SeqAn3 – a modern C++ library for efficient sequence analysis.

Location: 
HS07
Organizers: 

Rene Rahn⁽¹⁾, Hannes Hauswedell⁽¹⁾, Svenja Mehringer⁽¹⁾ and Knut Reinert⁽¹⁾
1 Freie Universität Berlin, Germany

Description of the Tutorial:

Technological advances in sequencing and computer science have made it possible to generate enormous volumes of data in continuously decreasing time intervals, demanding highly efficient and fast algorithms as well as supporting data structures for their analysis. However, efficient and robust implementation and maintenance of these is difficult and thus can become a critical bottleneck for the cost-effectiveness of many research projects.

To resolve this bottleneck, we developed SeqAn, a general purpose and generic C++ software library that focuses on sequence analysis. SeqAn contains a wide range of accelerated and efficient algorithms, all important data structures as well as efficient routines for file I/O in various formats. We recently started a major redesign of the library under the name SeqAn3, which is based on modern features and improvements from C++17/20. The goal of this endeavour is to simplify the programming interface to provide a much easier access to complex and system dependent algorithms and data structures.

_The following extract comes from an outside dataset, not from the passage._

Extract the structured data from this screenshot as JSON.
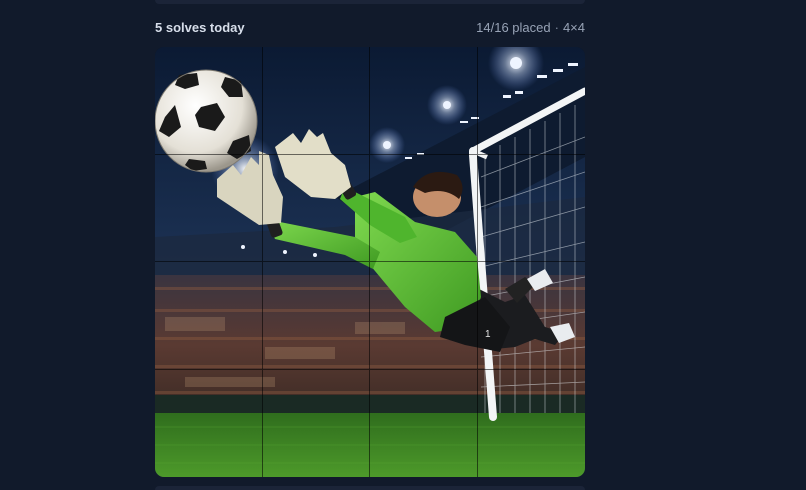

In this de.NBI/ELIXIR hands-on tutorial, we will demonstrate the supremacy to other “bio”-packages and programming languages and convince you of, both the simplicity of our new API and the gains in performance. As a showcase, we will implement a read mapper using SeqAn3 and show how application development can be simplified with our software.

Software/Data Requirements: 

This tutorial is mostly suited for computational biologist and bioinformaticians with research focus on sequence analysis (e.g., genomics, metagenomics, assembly, read alignment, variant detection, etc.) Attendees should have an intermediate knowledge in programming. Some basic C++- knowledge is strongly recommended. Attendees must bring their own laptop. Software for the tutorial can be installed beforehand, but we will also dedicate some extra time for installing required software during the tutorial. The following systems/software is required:

• MacOS (g++-7 or higher) or Linux or BSD (g++-7 or higher)
• Git
• Cmake-3.0 or higher
• [optional] VirtualBox (We will provide a fully integrated Ubuntu VM with all necessary software preinstalled)

References: 

Rahn, R., Budach, S., Costanza, P., Ehrhardt, M., Hancox, J. and Reinert, K., 2018. Generic accelerated sequence alignment in SeqAn using vectorization and multi- threading. Bioinformatics, bty380.

Reinert, K., Dadi, T.H., Ehrhardt, M., Hauswedell, H., Mehringer, S., Rahn, R., Kim, J., Pockrandt, C., Winkler, J., Siragusa, E. and Urgese, G., 2017. The SeqAn C++ template library for efficient sequence analysis: a resource for programmers. Journal of biotechnology, 261, pp.157-168.

Rahn, R., Weese, D. and Reinert, K., 2014. Journaled string tree—a scalable data structure for analyzing thousands of similar genomes on your laptop. Bioinformatics, 30(24), pp.3499-3505.